The followers of Jesus discovered justice in the Christ event. In the resurrection of Jesus, God proved himself a just and fair God. He had validated the claims made in his name by the good man who was his son. He did not permit the tomb to have domination over Jesus. Unfairness was put to rout, and the right balance of things was restored. The Christ event was an ethical experience, an experience of justice being rendered, of righteousness being exercised, of goodness being vindicated. The early Christian writers were filled with this sense of justification and vindication, and wrote with an exultation about God's judgment, which we who have been raised in the "day of wrath" tradition of the judging God cannot understand. We are afraid of God's fiery, judging wrath. Our predecessors seemed to rejoice in it. We are not sure that we are with the sheep instead of the goats. They seemed to have little doubt in the matter.

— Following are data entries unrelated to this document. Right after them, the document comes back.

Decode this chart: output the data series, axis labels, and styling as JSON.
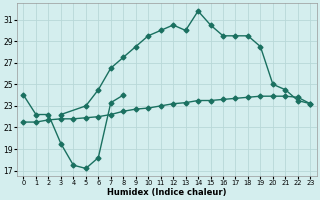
{
  "xlabel": "Humidex (Indice chaleur)",
  "bg_color": "#d4eeee",
  "grid_color": "#b8d8d8",
  "line_color": "#1a7060",
  "xlim": [
    -0.5,
    23.5
  ],
  "ylim": [
    16.5,
    32.5
  ],
  "xticks": [
    0,
    1,
    2,
    3,
    4,
    5,
    6,
    7,
    8,
    9,
    10,
    11,
    12,
    13,
    14,
    15,
    16,
    17,
    18,
    19,
    20,
    21,
    22,
    23
  ],
  "yticks": [
    17,
    19,
    21,
    23,
    25,
    27,
    29,
    31
  ],
  "line1_x": [
    0,
    1,
    2,
    3,
    4,
    5,
    6,
    7,
    8
  ],
  "line1_y": [
    24.0,
    22.2,
    22.2,
    19.5,
    17.5,
    17.2,
    18.2,
    23.3,
    24.0
  ],
  "line2_x": [
    3,
    5,
    6,
    7,
    8,
    9,
    10,
    11,
    12,
    13,
    14,
    15,
    16,
    17,
    18,
    19,
    20,
    21,
    22,
    23
  ],
  "line2_y": [
    22.2,
    23.0,
    24.5,
    26.5,
    27.5,
    28.5,
    29.5,
    30.0,
    30.5,
    30.0,
    31.8,
    30.5,
    29.5,
    29.5,
    29.5,
    28.5,
    25.0,
    24.5,
    23.5,
    23.2
  ],
  "line3_x": [
    0,
    1,
    2,
    3,
    4,
    5,
    6,
    7,
    8,
    9,
    10,
    11,
    12,
    13,
    14,
    15,
    16,
    17,
    18,
    19,
    20,
    21,
    22,
    23
  ],
  "line3_y": [
    21.5,
    21.5,
    21.7,
    21.8,
    21.8,
    21.9,
    22.0,
    22.2,
    22.5,
    22.7,
    22.8,
    23.0,
    23.2,
    23.3,
    23.5,
    23.5,
    23.6,
    23.7,
    23.8,
    23.9,
    23.9,
    23.9,
    23.8,
    23.2
  ]
}
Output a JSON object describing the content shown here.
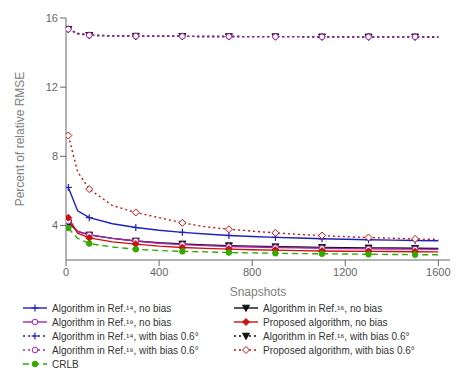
{
  "chart_data": {
    "type": "line",
    "xlabel": "Snapshots",
    "ylabel": "Percent of relative RMSE",
    "x": [
      10,
      50,
      100,
      200,
      300,
      400,
      500,
      600,
      700,
      800,
      900,
      1000,
      1100,
      1200,
      1300,
      1400,
      1500,
      1600
    ],
    "series": [
      {
        "name": "Algorithm in Ref.¹⁴, no bias",
        "color": "#2020BB",
        "line_style": "solid",
        "marker": "plus",
        "values": [
          6.2,
          4.85,
          4.45,
          4.1,
          3.88,
          3.72,
          3.6,
          3.5,
          3.42,
          3.36,
          3.31,
          3.27,
          3.23,
          3.2,
          3.17,
          3.15,
          3.13,
          3.11
        ]
      },
      {
        "name": "Algorithm in Ref.¹⁶, no bias",
        "color": "#111111",
        "line_style": "solid",
        "marker": "triangle_down",
        "values": [
          4.15,
          3.65,
          3.45,
          3.25,
          3.1,
          3.0,
          2.93,
          2.87,
          2.83,
          2.8,
          2.77,
          2.75,
          2.73,
          2.71,
          2.7,
          2.69,
          2.68,
          2.67
        ]
      },
      {
        "name": "Algorithm in Ref.¹⁹, no bias",
        "color": "#AA22AA",
        "line_style": "solid",
        "marker": "circle_open",
        "values": [
          4.25,
          3.65,
          3.45,
          3.25,
          3.1,
          2.97,
          2.89,
          2.83,
          2.78,
          2.75,
          2.72,
          2.7,
          2.68,
          2.66,
          2.65,
          2.64,
          2.63,
          2.62
        ]
      },
      {
        "name": "Proposed algorithm, no bias",
        "color": "#CC1111",
        "line_style": "solid",
        "marker": "diamond",
        "values": [
          4.45,
          3.55,
          3.28,
          3.05,
          2.92,
          2.8,
          2.72,
          2.67,
          2.63,
          2.59,
          2.57,
          2.54,
          2.52,
          2.51,
          2.5,
          2.49,
          2.48,
          2.47
        ]
      },
      {
        "name": "Algorithm in Ref.¹⁴, with bias 0.6°",
        "color": "#2020BB",
        "line_style": "dotted",
        "marker": "plus",
        "values": [
          15.35,
          15.1,
          15.0,
          14.97,
          14.95,
          14.94,
          14.94,
          14.93,
          14.93,
          14.92,
          14.92,
          14.92,
          14.91,
          14.91,
          14.91,
          14.91,
          14.91,
          14.9
        ]
      },
      {
        "name": "Algorithm in Ref.¹⁶, with bias 0.6°",
        "color": "#111111",
        "line_style": "dotted",
        "marker": "triangle_down",
        "values": [
          15.35,
          15.1,
          15.0,
          14.97,
          14.95,
          14.94,
          14.94,
          14.93,
          14.93,
          14.92,
          14.92,
          14.92,
          14.91,
          14.91,
          14.91,
          14.91,
          14.91,
          14.9
        ]
      },
      {
        "name": "Algorithm in Ref.¹⁹, with bias 0.6°",
        "color": "#AA22AA",
        "line_style": "dotted",
        "marker": "circle_open",
        "values": [
          15.35,
          15.1,
          15.0,
          14.97,
          14.95,
          14.94,
          14.94,
          14.93,
          14.93,
          14.92,
          14.92,
          14.92,
          14.91,
          14.91,
          14.91,
          14.91,
          14.91,
          14.9
        ]
      },
      {
        "name": "Proposed algorithm, with bias 0.6°",
        "color": "#CC1111",
        "line_style": "dotted",
        "marker": "diamond_open",
        "values": [
          9.2,
          7.1,
          6.1,
          5.15,
          4.75,
          4.45,
          4.15,
          3.92,
          3.78,
          3.67,
          3.57,
          3.48,
          3.41,
          3.35,
          3.3,
          3.26,
          3.22,
          3.19
        ]
      },
      {
        "name": "CRLB",
        "color": "#33AA00",
        "line_style": "dashed",
        "marker": "circle",
        "values": [
          3.85,
          3.25,
          2.95,
          2.75,
          2.62,
          2.55,
          2.5,
          2.47,
          2.43,
          2.41,
          2.39,
          2.37,
          2.36,
          2.35,
          2.33,
          2.32,
          2.31,
          2.3
        ]
      }
    ],
    "xlim": [
      0,
      1650
    ],
    "ylim": [
      2,
      16
    ],
    "xticks": [
      0,
      400,
      800,
      1200,
      1600
    ],
    "yticks": [
      4,
      8,
      12,
      16
    ],
    "grid": false,
    "legend": "bottom"
  }
}
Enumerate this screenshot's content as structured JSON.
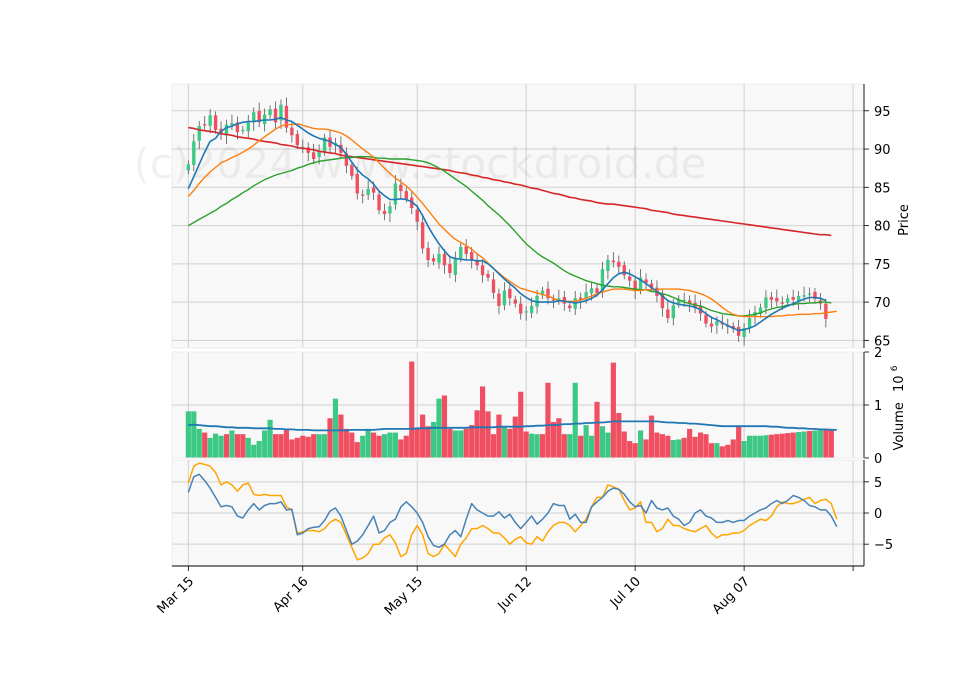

But they were closer to the Christ event and understood this aspect of it far better than we do. They experienced the judging God as a God of grace who revealed himself in Jesus. In the resurrection of Jesus the forces of evil were put to flight, and by God's grace we were united with Jesus. The judging God was the one who leaned over backward to forgive even before forgiveness was asked. Mercy and judgment were not in conflict; mercy had been extended to humankind, the forces of evil were being dispersed. Unfairness was driven from the earth, and with the coming of grace we were awarded fairness in superabundance. We were no longer in the position of Job who could complain about what was taken away from him; God had given us something so beyond our wildest fantasies that we had no complaints at all. We had already won everything.